[Night|Day] at the Museum

Dan and a Titanosaurus

Yesterday, we started the day at Father Knows Best again. After coffee, we took the L-train into Manhattan. Frequently, we’ve seen musicians performing on the subway station platforms. They play for tips and are all uniformly quite good. One guy was even playing a theremin. I guess that any music major can find employment in their field here, just not always what their parents had hoped for, at least not for all of them. On this train ride, a Mariachi band boarded our car, played a couple of songs, solicited tips and then got off at the next stop. Dan says that there is a Brooklyn dance troupe that likes to perform under the East River, because that gives them the longest uninterrupted period between stops. Talk about a captive audience.

Our destination for the day was the American Museum of Natural History. Founded by Teddy Roosevelt, probably just to house all the animals that he had shot, it commemorates him well. First, there is his statue on horseback out in front, then there is his YUGE rotunda, when you first enter the museum. The walls there are engraved with his quotes. Finally, there are the galleries full of dioramas that show off many of his kills. Dan was quite taken by these displays, but not so much for the animals themselves, but rather for the scenery that surrounds them. It is just the kind of artwork that he would like to make. I must say that it was a real joy touring the museum with him. After the mammals, we did the dinosaurs. IMHO, the AMNH has the best collection of old fossils around and I was glad to do my part to add a few more old bones to their kitchen midden collection, if only for an afternoon. We ended up closing the place.

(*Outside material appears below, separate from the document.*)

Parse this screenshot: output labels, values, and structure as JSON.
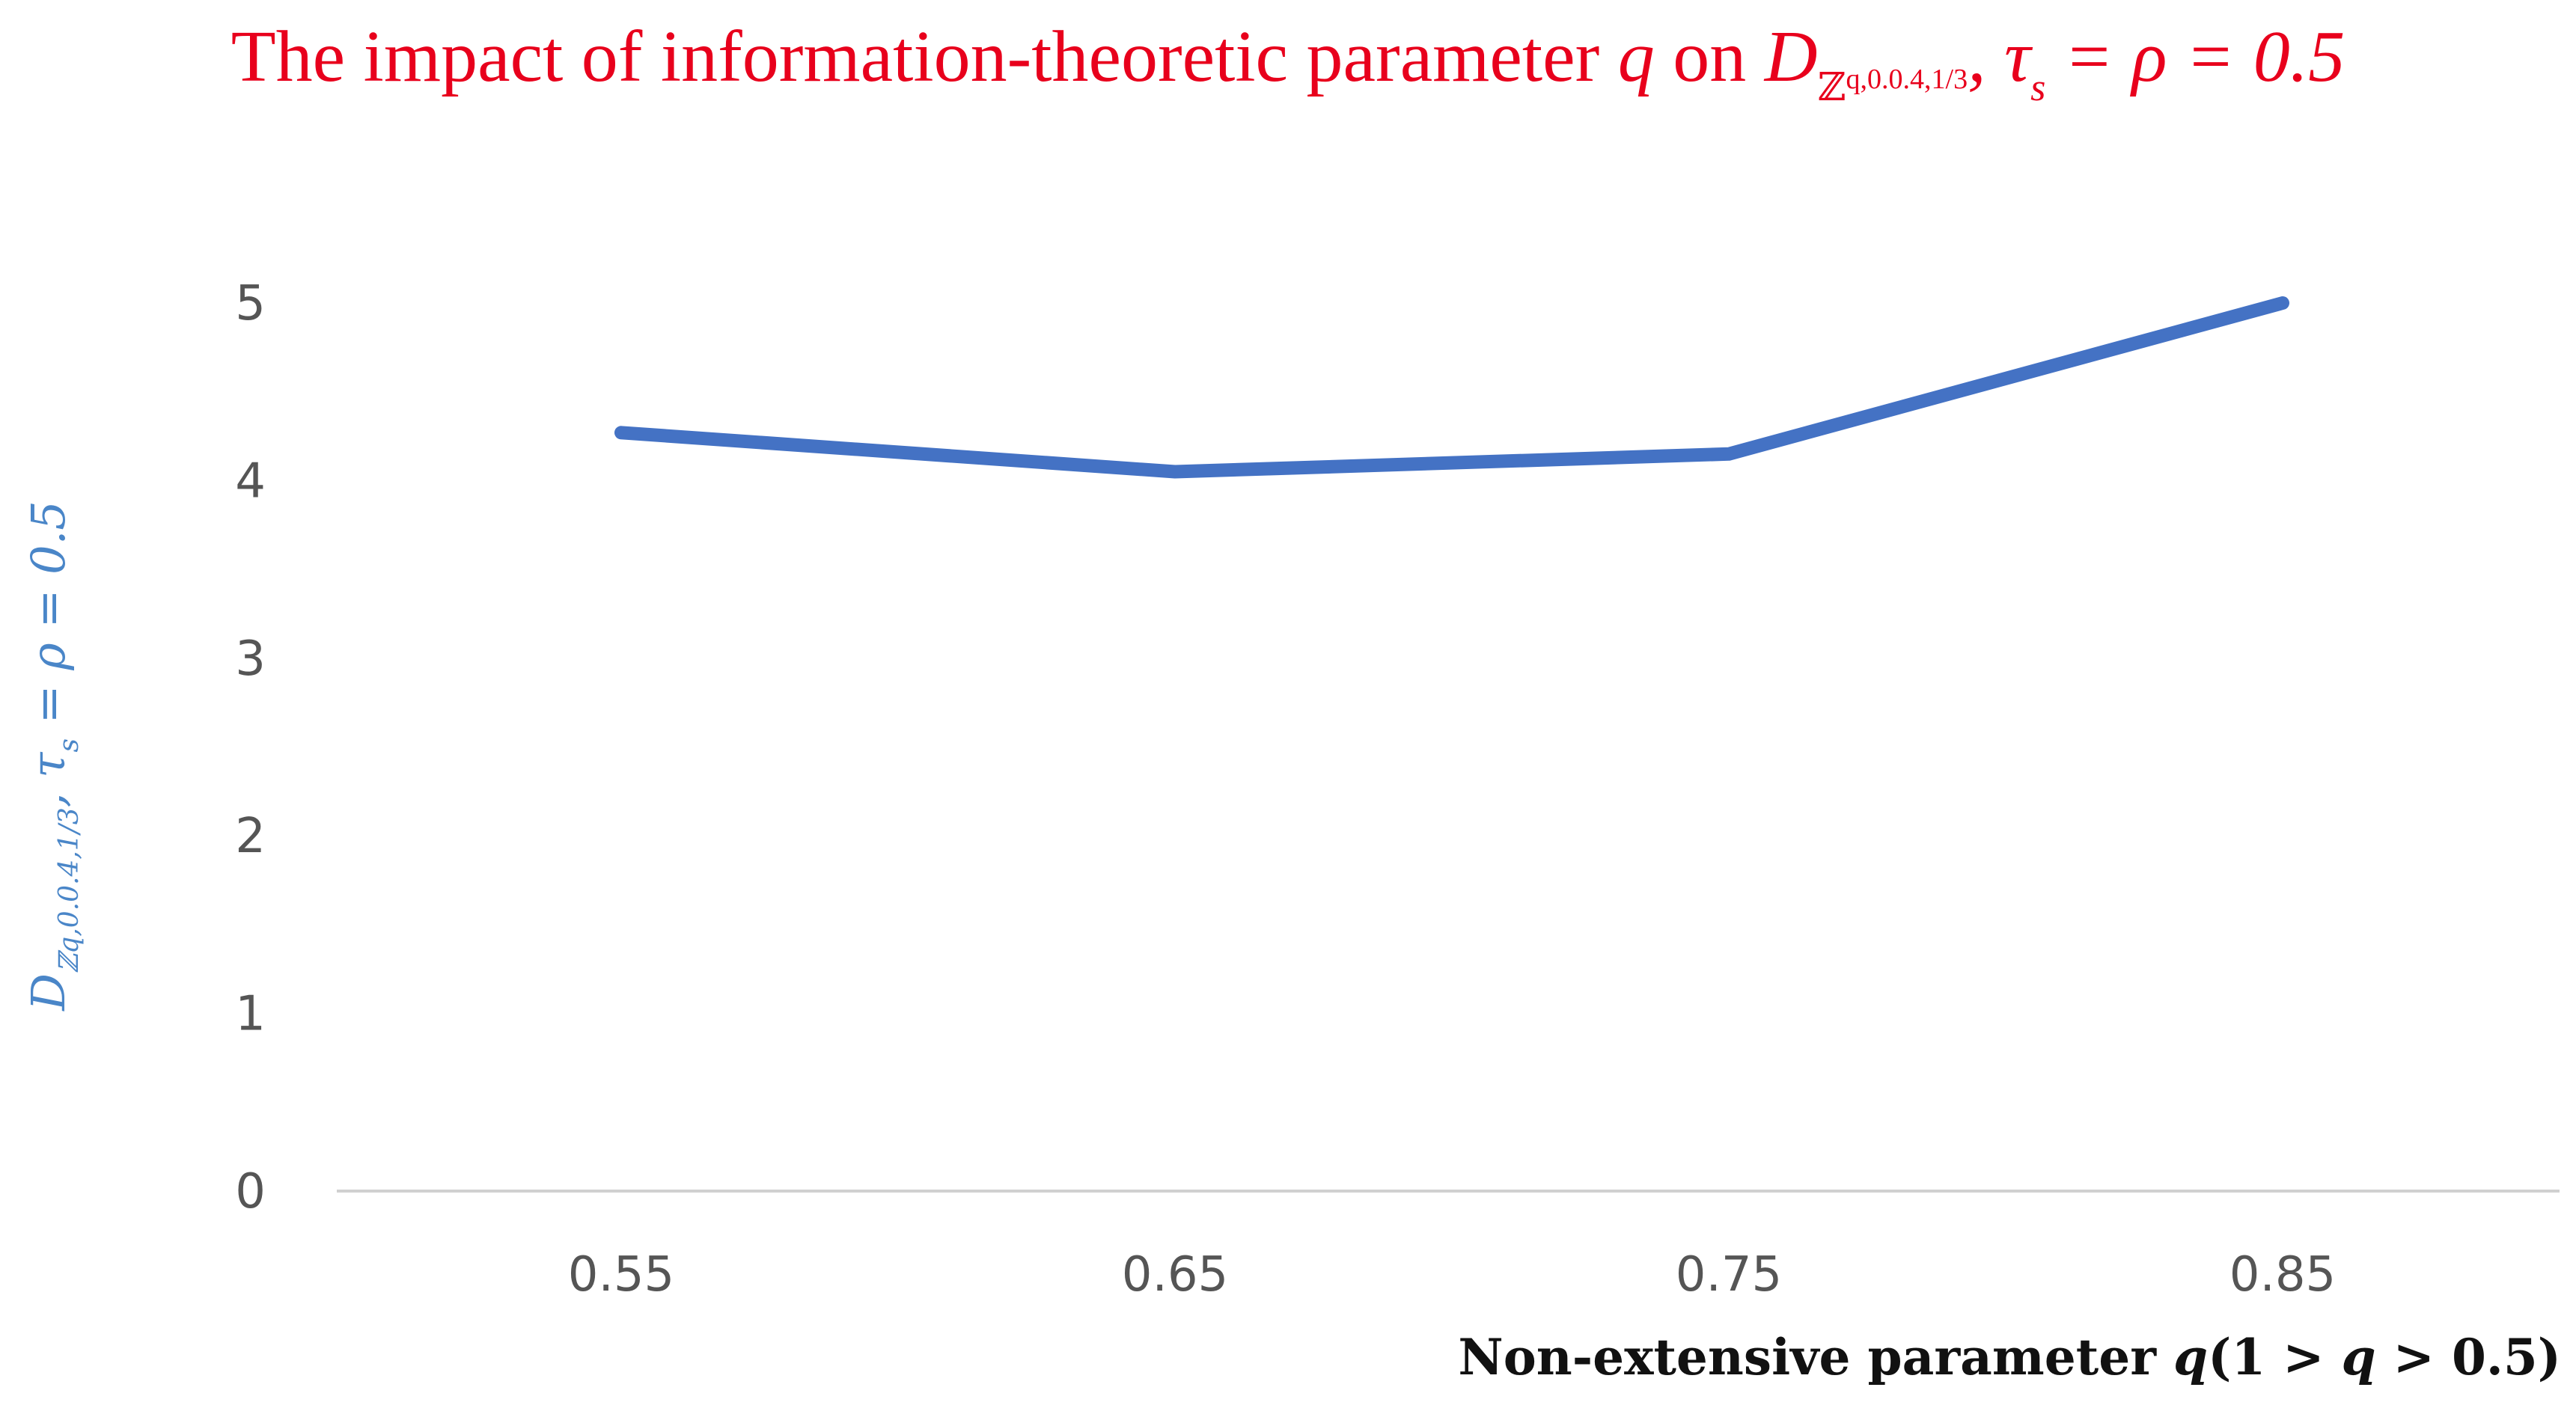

After the Museum, we walked across Central Park into the setting sunlight. Looking south from the Oak Bridge across The Lake (Yes, that’s it real name!), you could see the sunlit spires of Midtown in the distance. Beneath the bridge was where all the action was though. A gang of bandit-masked raccoons were working over the tourist crowd, successfully, I might add. Dan took me by Belvedere Castle, a 1919 ‘folly’ (A building constructed for decoration, but appearing to be so extravagant that it transcends the normal range of garden ornaments.) It is now home to the Central Park meteorological station. Finally, we caught a couple of crowded rush hour trains back to Dan’s place and called it a night.